The 2,940-nm Er:YAG laser also targets water molecules within the skin, but has a higher affinity to water than the 10,600-nm CO ₂ laser. ^{, ,} This higher affinity translates to more efficient vaporization of tissue with very little coagulation around the zone of ablation. Therefore, Er:YAG lasers are traditionally known to have less hemostasis and tissue contraction compared to CO ₂ lasers. To overcome these limitations of Er:YAG lasers, newer models are capable of increasing the pulse duration to allow for better coagulation and tissue contraction. With CO ₂ lasers, there is less tissue ablation per pulse as the skin is replaced with residual thermal damage. However, Er:YAG lasers can continue to ablate through the residual thermal damage with each pulse, and therefore inexperienced laser surgeons can unintentionally drill deep into the skin if not paying attention to the depth of penetration. CO ₂ lasers provide greater tissue contraction and collagen remodeling compared to Er:YAG lasers, and therefore the degree of wrinkle reduction and tightening with CO ₂ lasers is greater. However, healing may be quicker with Er:YAG lasers.

Ablative fractional CO ₂ or Er:YAG lasers can be used to achieve reduced healing times and less risk of complications compared to fully ablative laser treatments. With fractional treatments, the laser creates microscopic columns of ablation and coagulation called MTZs, which are separated by normal untreated skin. Since only a fraction of the skin is treated, there is quicker healing and less risk of infection, pigmentary alteration, and scarring. Additionally, fractional treatments allow the laser operator to treat deeper into the skin with a significantly less risk of complications compared to a fully ablative treatment. The two parameters to control with ablative fractional lasers are (1) energy and (2) density. ^, With ablative fractional lasers, the energy level dictates the depth of laser penetration into the skin and therefore the depth of thermal injury. The density reflects how much of the skin is being treated (or the percentage of skin treated). Lower densities may lead to less dramatic results but are associated with less downtime and less risk of pigmentary complications, which is important in darker skin types. In addition, low densities paired with high energies are preferable in the treatment of surgical and traumatic scars. As the skin heals after fractional lasers, there is a sandpaper-like “peppering” on the skin due to microscopic epidermal necrotic debris. These microscopic epidermal necrotic debris are gradually exfoliated from the skin over several days, but sometimes take up to several weeks.
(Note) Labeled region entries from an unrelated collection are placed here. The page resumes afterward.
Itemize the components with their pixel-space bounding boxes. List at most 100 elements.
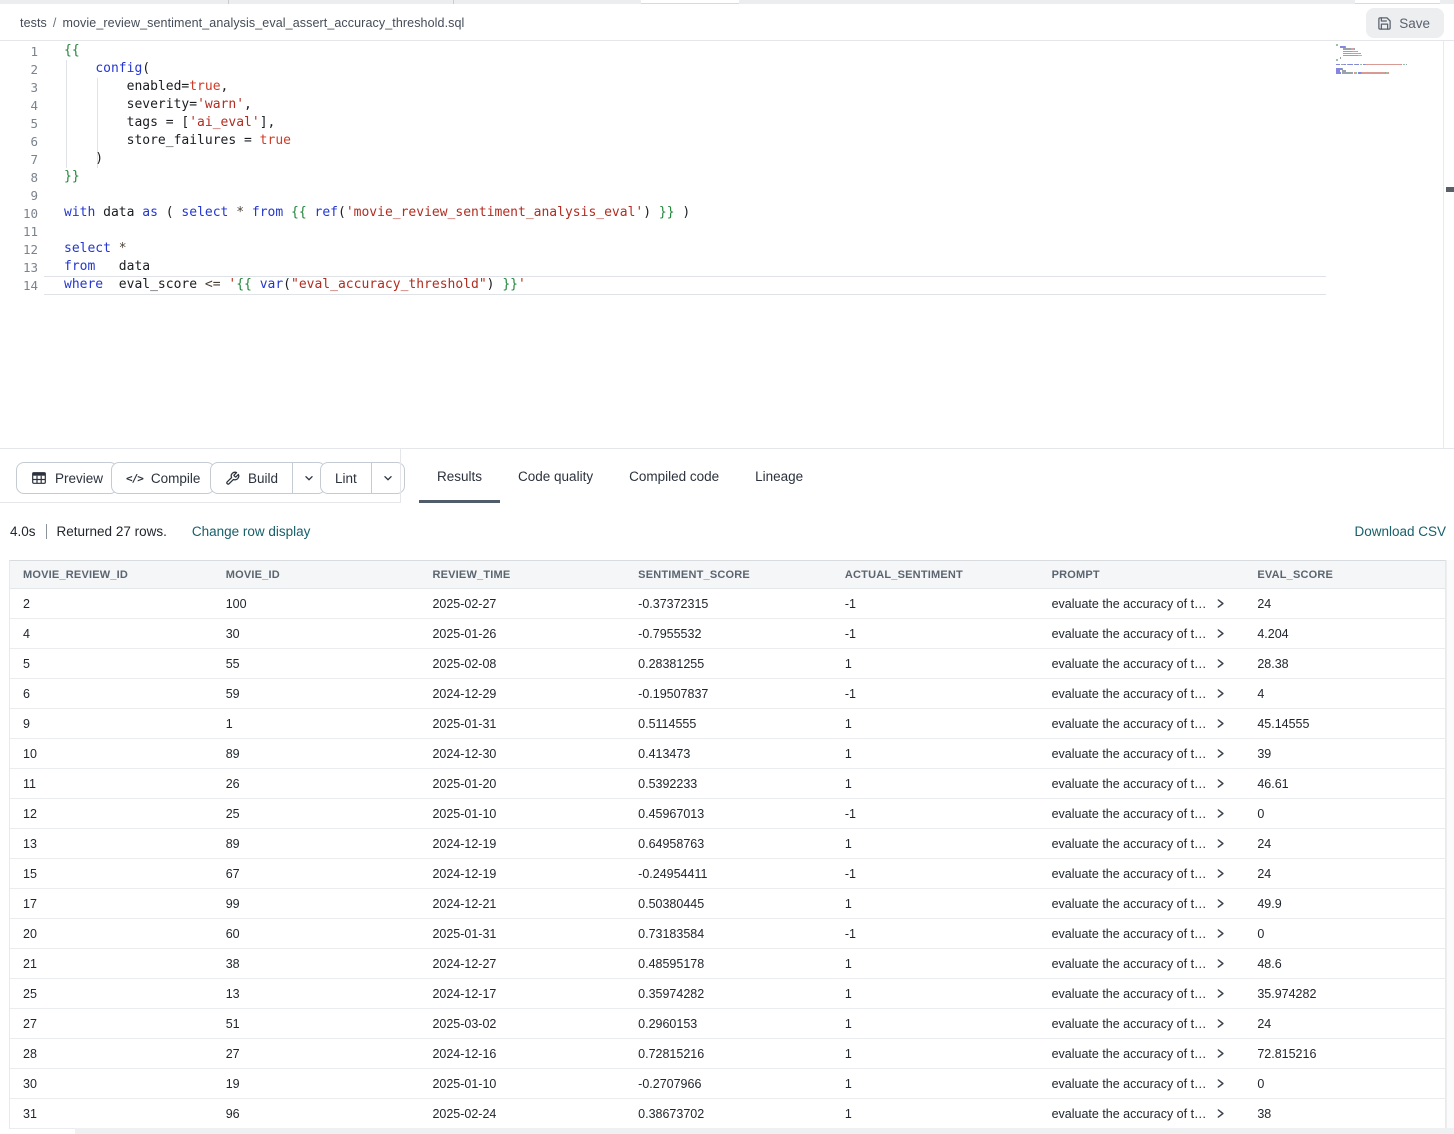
table-row[interactable]: 30192025-01-10-0.27079661evaluate the ac… [10,1069,1445,1099]
build-button[interactable]: Build [210,462,326,494]
code-line[interactable]: 11 [0,222,690,240]
results-statusbar: 4.0s Returned 27 rows. Change row displa… [0,502,1454,560]
table-row[interactable]: 5552025-02-080.283812551evaluate the acc… [10,649,1445,679]
line-number: 8 [0,170,38,185]
code-brackets-icon: </> [126,472,143,485]
line-number: 10 [0,206,38,221]
expand-prompt-chevron-icon[interactable] [1215,748,1226,759]
table-vertical-scrollbar[interactable] [1446,560,1454,1134]
cell-review_time: 2024-12-19 [419,867,625,881]
code-editor[interactable]: 1{{2 config(3 enabled=true,4 severity='w… [0,41,1454,448]
cell-eval_score: 0 [1244,927,1445,941]
prompt-preview-text: evaluate the accuracy of the res… [1052,687,1210,701]
code-line[interactable]: 4 severity='warn', [0,96,690,114]
cell-review_time: 2025-01-26 [419,627,625,641]
cell-movie_review_id: 2 [10,597,213,611]
code-line[interactable]: 10with data as ( select * from {{ ref('m… [0,204,690,222]
code-line[interactable]: 3 enabled=true, [0,78,690,96]
expand-prompt-chevron-icon[interactable] [1215,958,1226,969]
table-row[interactable]: 20602025-01-310.73183584-1evaluate the a… [10,919,1445,949]
table-row[interactable]: 25132024-12-170.359742821evaluate the ac… [10,979,1445,1009]
expand-prompt-chevron-icon[interactable] [1215,898,1226,909]
expand-prompt-chevron-icon[interactable] [1215,778,1226,789]
editor-scrollbar[interactable] [1443,41,1454,448]
code-line[interactable]: 13from data [0,258,690,276]
cell-movie_id: 30 [213,627,420,641]
cell-eval_score: 0 [1244,807,1445,821]
cell-actual_sentiment: -1 [832,687,1039,701]
returned-rows-text: Returned 27 rows. [57,524,167,539]
expand-prompt-chevron-icon[interactable] [1215,868,1226,879]
code-line[interactable]: 14where eval_score <= '{{ var("eval_accu… [0,276,690,294]
lint-dropdown-toggle[interactable] [371,463,404,493]
save-button[interactable]: Save [1366,8,1444,38]
table-row[interactable]: 31962025-02-240.386737021evaluate the ac… [10,1099,1445,1129]
table-row[interactable]: 6592024-12-29-0.19507837-1evaluate the a… [10,679,1445,709]
expand-prompt-chevron-icon[interactable] [1215,1108,1226,1119]
table-row[interactable]: 21002025-02-27-0.37372315-1evaluate the … [10,589,1445,619]
cell-sentiment_score: 0.48595178 [625,957,832,971]
tab-lineage[interactable]: Lineage [737,449,821,503]
preview-button[interactable]: Preview [16,462,118,494]
table-row[interactable]: 28272024-12-160.728152161evaluate the ac… [10,1039,1445,1069]
table-row[interactable]: 12252025-01-100.45967013-1evaluate the a… [10,799,1445,829]
table-row[interactable]: 912025-01-310.51145551evaluate the accur… [10,709,1445,739]
expand-prompt-chevron-icon[interactable] [1215,928,1226,939]
table-horizontal-scrollbar[interactable] [75,1128,1454,1134]
code-line[interactable]: 8}} [0,168,690,186]
line-number: 14 [0,278,38,293]
code-line[interactable]: 1{{ [0,42,690,60]
table-row[interactable]: 11262025-01-200.53922331evaluate the acc… [10,769,1445,799]
code-line[interactable]: 12select * [0,240,690,258]
code-line[interactable]: 6 store_failures = true [0,132,690,150]
prompt-preview-text: evaluate the accuracy of the res… [1052,747,1210,761]
editor-minimap[interactable] [1336,44,1431,75]
expand-prompt-chevron-icon[interactable] [1215,658,1226,669]
prompt-preview-text: evaluate the accuracy of the res… [1052,897,1210,911]
expand-prompt-chevron-icon[interactable] [1215,1048,1226,1059]
cell-movie_id: 25 [213,807,420,821]
expand-prompt-chevron-icon[interactable] [1215,718,1226,729]
expand-prompt-chevron-icon[interactable] [1215,808,1226,819]
download-csv-link[interactable]: Download CSV [1354,524,1446,539]
code-text: store_failures = true [64,132,291,150]
code-line[interactable]: 7 ) [0,150,690,168]
code-text: ) [64,150,103,168]
change-row-display-link[interactable]: Change row display [192,524,311,539]
tab-compiled-code[interactable]: Compiled code [611,449,737,503]
cell-movie_review_id: 13 [10,837,213,851]
expand-prompt-chevron-icon[interactable] [1215,838,1226,849]
table-row[interactable]: 27512025-03-020.29601531evaluate the acc… [10,1009,1445,1039]
table-row[interactable]: 13892024-12-190.649587631evaluate the ac… [10,829,1445,859]
expand-prompt-chevron-icon[interactable] [1215,688,1226,699]
cell-sentiment_score: -0.24954411 [625,867,832,881]
lint-button[interactable]: Lint [320,462,405,494]
tab-code-quality[interactable]: Code quality [500,449,611,503]
code-text: }} [64,168,80,186]
table-row[interactable]: 15672024-12-19-0.24954411-1evaluate the … [10,859,1445,889]
cell-sentiment_score: 0.2960153 [625,1017,832,1031]
tab-results[interactable]: Results [419,449,500,503]
query-status: 4.0s Returned 27 rows. [10,524,167,539]
compile-button[interactable]: </> Compile [111,462,215,494]
expand-prompt-chevron-icon[interactable] [1215,988,1226,999]
breadcrumb-root[interactable]: tests [20,16,47,30]
table-row[interactable]: 17992024-12-210.503804451evaluate the ac… [10,889,1445,919]
expand-prompt-chevron-icon[interactable] [1215,1018,1226,1029]
table-row[interactable]: 21382024-12-270.485951781evaluate the ac… [10,949,1445,979]
cell-sentiment_score: 0.5392233 [625,777,832,791]
code-text: config( [64,60,150,78]
expand-prompt-chevron-icon[interactable] [1215,1078,1226,1089]
expand-prompt-chevron-icon[interactable] [1215,628,1226,639]
code-line[interactable]: 5 tags = ['ai_eval'], [0,114,690,132]
expand-prompt-chevron-icon[interactable] [1215,598,1226,609]
code-line[interactable]: 9 [0,186,690,204]
line-number: 12 [0,242,38,257]
table-row[interactable]: 10892024-12-300.4134731evaluate the accu… [10,739,1445,769]
cell-actual_sentiment: -1 [832,927,1039,941]
code-line[interactable]: 2 config( [0,60,690,78]
table-row[interactable]: 4302025-01-26-0.7955532-1evaluate the ac… [10,619,1445,649]
save-icon [1377,16,1392,31]
cell-review_time: 2025-01-31 [419,717,625,731]
cell-sentiment_score: 0.28381255 [625,657,832,671]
As the name implies, nonablative fractional lasers do not vaporize the skin, but instead create thousands of MTZs. The first nonablative fractional laser was a 1,550-nm erbium-doped fractionated laser that was released for clinical use in 2005, and a few adjustments were made a few years later to allow the zone of coagulation to reach a depth of 1.5 mm. This device was revolutionary in not only its nonablative fractional technology but also in its scanning handpiece using a technology called the Intelligent Optical Tracking System. Unlike traditional stamping pattern lasers, the Intelligent Optical Tracking System technology allows the laser operator to “roll” the handpiece on the skin with a uniform formation of MTZs on the skin surface. Several years later, a newer model was released that contained dual wavelengths (1,550-nm erbium-doped fiber and 1,927-nm thulium fiber). Today there are several nonablative fractional laser models, which employ wavelengths within the infrared spectrum such as 1,440 nm, 1,550 nm, 1,927 nm, and 1,940 nm. The deeper penetrating 1,440-nm and 1,550-nm wavelengths can be used to treat scars and fine lines, but the more superficial 1,927-nm and 1,940-nm wavelengths can be used for photorejuvenation and improvement of dermatoheliosis. A more recent advancement is the hybrid fractional laser that creates both vaporization and coagulation with its dual 2,940-nm and 1,470-nm wavelengths, respectively. The hybrid technology allows for simultaneous ablative and nonablative resurfacing to improve dermatoheliosis, texture, tone, and pigmentation.